World of Invention on J(ohn) Presper, Jr. Eckert

Presper Eckert, with John Mauchly , designed and built several significant computers in the 1940s-- ENIAC, EDVAC, BINAC , and UNIVAC. Eckert was born in Philadelphia, where his father was a real estate developer. He received a B.S. in 1941 and an M.S. in 1943 from the University of Pennsylvania 's Moore School of Electrical Engineering. Eckert began working with Mauchly, a faculty member, because they were both interested in electronic computer design. World War II was in progress, and the university had a United States Army contract to develop a calculating machine known as ENIAC (Electronic Numerical Integrator And Computer). Eckert and Mauchly designed and patented ENIAC. It was much faster than earlier computers and featured electronic processing with vacuum tubes. However, it used punched cards for the program and intermediate processing results, which greatly slowed its speed. Also, each processing sequence had to be set up by hand. The school's next computer was EDVAC (Electronic Discrete Variable Automatic Computer), a computer milestone, featuring a stored program in which the program and data are both in the computer's memory and treated alike.

Eckert and Mauchly designed the memory, which used mercury-filled delay lines to retain the incoming electronic signal as a much slower sound wave. In 1948, the University wanted control of all patents for equipment produced by its faculty. Eckert and Mauchly resigned and formed their own firm, the Electronic Control Company, to produce stored-program computers based on the patents. BINAC (BINary Automatic Computer), a fast and relatively small computer to be used on a guided missile, was their first computer, in 1949. It was the first computer to use magnetic tape for input and output, and featured two processing units that performed the same calculations for accuracy.
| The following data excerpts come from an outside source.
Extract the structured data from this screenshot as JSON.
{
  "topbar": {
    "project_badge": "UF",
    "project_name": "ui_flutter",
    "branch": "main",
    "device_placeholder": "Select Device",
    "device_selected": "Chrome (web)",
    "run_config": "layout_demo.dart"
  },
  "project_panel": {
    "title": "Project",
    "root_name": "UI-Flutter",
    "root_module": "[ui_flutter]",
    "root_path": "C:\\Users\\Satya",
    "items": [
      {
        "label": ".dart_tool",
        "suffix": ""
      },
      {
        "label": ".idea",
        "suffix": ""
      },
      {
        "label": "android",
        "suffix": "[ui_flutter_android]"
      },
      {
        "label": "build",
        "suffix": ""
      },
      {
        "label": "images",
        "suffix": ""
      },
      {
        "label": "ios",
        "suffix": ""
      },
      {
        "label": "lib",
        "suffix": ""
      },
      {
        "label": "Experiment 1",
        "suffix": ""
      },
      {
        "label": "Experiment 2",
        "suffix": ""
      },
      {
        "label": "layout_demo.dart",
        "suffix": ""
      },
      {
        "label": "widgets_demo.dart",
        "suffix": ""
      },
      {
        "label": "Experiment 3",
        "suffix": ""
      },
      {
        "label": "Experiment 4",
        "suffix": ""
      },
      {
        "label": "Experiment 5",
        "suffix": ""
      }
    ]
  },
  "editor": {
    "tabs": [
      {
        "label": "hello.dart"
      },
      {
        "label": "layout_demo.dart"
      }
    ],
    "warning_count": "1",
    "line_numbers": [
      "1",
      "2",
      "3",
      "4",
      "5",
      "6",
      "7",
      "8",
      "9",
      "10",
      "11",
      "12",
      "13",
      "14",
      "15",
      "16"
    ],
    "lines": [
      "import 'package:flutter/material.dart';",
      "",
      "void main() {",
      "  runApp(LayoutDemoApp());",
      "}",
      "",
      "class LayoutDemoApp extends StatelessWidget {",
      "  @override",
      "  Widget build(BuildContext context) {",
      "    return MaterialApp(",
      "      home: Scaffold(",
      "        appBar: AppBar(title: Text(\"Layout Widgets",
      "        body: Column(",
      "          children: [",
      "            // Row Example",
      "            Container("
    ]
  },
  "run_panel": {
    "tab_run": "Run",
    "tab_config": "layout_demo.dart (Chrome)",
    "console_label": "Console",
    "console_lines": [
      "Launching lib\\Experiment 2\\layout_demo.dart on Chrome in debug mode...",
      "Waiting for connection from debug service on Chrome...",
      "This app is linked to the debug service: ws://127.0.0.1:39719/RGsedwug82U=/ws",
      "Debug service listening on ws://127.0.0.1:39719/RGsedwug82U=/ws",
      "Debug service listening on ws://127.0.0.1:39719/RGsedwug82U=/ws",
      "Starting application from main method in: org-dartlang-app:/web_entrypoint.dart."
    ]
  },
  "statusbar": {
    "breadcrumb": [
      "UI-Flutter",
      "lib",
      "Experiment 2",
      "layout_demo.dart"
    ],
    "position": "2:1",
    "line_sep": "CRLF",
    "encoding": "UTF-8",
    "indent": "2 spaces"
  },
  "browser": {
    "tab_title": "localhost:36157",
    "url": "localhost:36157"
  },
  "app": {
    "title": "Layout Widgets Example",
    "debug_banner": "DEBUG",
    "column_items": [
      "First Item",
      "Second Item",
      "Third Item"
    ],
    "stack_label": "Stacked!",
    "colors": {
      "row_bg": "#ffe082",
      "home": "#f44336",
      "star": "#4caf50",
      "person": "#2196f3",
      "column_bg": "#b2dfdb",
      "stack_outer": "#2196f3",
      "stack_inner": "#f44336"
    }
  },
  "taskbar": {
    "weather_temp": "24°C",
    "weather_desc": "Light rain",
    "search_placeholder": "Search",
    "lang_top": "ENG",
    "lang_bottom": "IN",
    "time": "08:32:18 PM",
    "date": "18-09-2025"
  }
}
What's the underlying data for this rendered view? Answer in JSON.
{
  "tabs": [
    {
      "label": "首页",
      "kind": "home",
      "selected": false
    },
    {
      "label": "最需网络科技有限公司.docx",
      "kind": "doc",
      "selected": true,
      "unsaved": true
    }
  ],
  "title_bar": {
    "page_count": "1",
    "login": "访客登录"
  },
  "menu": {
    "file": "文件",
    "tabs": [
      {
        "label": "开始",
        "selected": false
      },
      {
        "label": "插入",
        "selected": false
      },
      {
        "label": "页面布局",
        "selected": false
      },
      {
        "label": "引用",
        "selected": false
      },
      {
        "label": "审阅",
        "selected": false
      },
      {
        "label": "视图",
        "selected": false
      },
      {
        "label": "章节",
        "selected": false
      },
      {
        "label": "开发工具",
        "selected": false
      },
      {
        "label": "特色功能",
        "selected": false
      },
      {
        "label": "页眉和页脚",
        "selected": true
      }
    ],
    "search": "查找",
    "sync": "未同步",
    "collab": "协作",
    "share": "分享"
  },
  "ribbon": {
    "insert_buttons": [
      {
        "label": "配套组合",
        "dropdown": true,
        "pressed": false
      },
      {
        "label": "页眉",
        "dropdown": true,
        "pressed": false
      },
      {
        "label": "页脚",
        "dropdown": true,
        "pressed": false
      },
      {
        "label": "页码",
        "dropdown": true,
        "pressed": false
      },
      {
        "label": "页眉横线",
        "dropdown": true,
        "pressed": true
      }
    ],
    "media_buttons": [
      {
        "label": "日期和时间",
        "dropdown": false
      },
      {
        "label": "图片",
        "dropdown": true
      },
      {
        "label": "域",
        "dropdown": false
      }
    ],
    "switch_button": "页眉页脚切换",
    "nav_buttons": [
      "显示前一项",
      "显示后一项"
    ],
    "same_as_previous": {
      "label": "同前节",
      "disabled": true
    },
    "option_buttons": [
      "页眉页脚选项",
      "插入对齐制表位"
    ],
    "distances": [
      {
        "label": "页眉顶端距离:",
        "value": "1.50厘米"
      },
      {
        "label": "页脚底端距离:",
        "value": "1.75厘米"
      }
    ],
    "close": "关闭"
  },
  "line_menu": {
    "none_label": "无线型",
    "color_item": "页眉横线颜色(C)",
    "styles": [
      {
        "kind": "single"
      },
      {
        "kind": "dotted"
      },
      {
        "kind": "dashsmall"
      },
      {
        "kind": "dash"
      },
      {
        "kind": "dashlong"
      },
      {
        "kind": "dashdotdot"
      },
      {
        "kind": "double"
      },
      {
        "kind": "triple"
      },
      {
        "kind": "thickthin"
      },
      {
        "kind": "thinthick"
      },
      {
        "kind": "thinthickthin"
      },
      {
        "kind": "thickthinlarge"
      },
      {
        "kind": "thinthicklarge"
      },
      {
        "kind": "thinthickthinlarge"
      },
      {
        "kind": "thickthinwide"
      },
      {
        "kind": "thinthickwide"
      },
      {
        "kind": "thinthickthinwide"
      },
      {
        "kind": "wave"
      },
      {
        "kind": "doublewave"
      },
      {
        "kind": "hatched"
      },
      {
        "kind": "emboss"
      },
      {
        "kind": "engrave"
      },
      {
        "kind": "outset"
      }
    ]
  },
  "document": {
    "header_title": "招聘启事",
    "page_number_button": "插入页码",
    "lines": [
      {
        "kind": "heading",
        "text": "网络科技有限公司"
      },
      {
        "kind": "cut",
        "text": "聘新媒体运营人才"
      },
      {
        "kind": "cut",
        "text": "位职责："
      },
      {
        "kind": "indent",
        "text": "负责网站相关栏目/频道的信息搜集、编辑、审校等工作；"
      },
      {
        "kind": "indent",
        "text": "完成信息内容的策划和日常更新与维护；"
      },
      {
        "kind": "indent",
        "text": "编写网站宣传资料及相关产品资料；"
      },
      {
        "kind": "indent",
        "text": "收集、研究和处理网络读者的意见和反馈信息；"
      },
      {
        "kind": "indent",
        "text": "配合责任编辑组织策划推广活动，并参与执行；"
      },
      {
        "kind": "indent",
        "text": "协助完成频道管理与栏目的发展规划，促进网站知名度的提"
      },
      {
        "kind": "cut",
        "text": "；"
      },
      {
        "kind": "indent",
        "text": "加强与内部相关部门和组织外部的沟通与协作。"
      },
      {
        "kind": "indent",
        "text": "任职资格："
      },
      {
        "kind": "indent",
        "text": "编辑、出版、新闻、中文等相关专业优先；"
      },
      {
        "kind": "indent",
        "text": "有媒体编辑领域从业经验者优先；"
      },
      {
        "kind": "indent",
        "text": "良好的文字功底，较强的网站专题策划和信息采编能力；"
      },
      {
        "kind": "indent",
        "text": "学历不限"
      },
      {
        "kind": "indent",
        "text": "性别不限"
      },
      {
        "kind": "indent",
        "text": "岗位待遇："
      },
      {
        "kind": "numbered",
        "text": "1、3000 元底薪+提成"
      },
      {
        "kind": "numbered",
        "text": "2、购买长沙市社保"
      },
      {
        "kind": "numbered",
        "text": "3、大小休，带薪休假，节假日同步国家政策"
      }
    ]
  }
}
At the same time, Eckert and Mauchly were building the much larger UNIVAC (UNIVersal Automatic Computer), which they completed in 1950. It was the first widely-available commercial computer to use stored programs. After financial losses in 1950, Eckert and Mauchly sold their company and patents to the typewriter and calculator manufacturer Remington Rand. Eckert remained with Remington Rand to continue development of UNIVAC, eventually becoming a vice-president of the successor company, Sperry Univac. During the 1960s, Eckert and Mauchly were sued by the computer manufacturer Honeywell and John Atanasoff, a physics professor at Iowa State University. They claimed that the patents were based on Atanasoff's A-B-C computer, which he had demonstrated for Mauchly in 1941, before ENIAC was built. Eckert and Mauchly maintained that much of their design work was completed before Mauchly met Atanasoff, and that the two machines were different. However, in 1973, the judge ruled in Atanasoff's favor, declaring Eckert and Mauchly's patents invalid.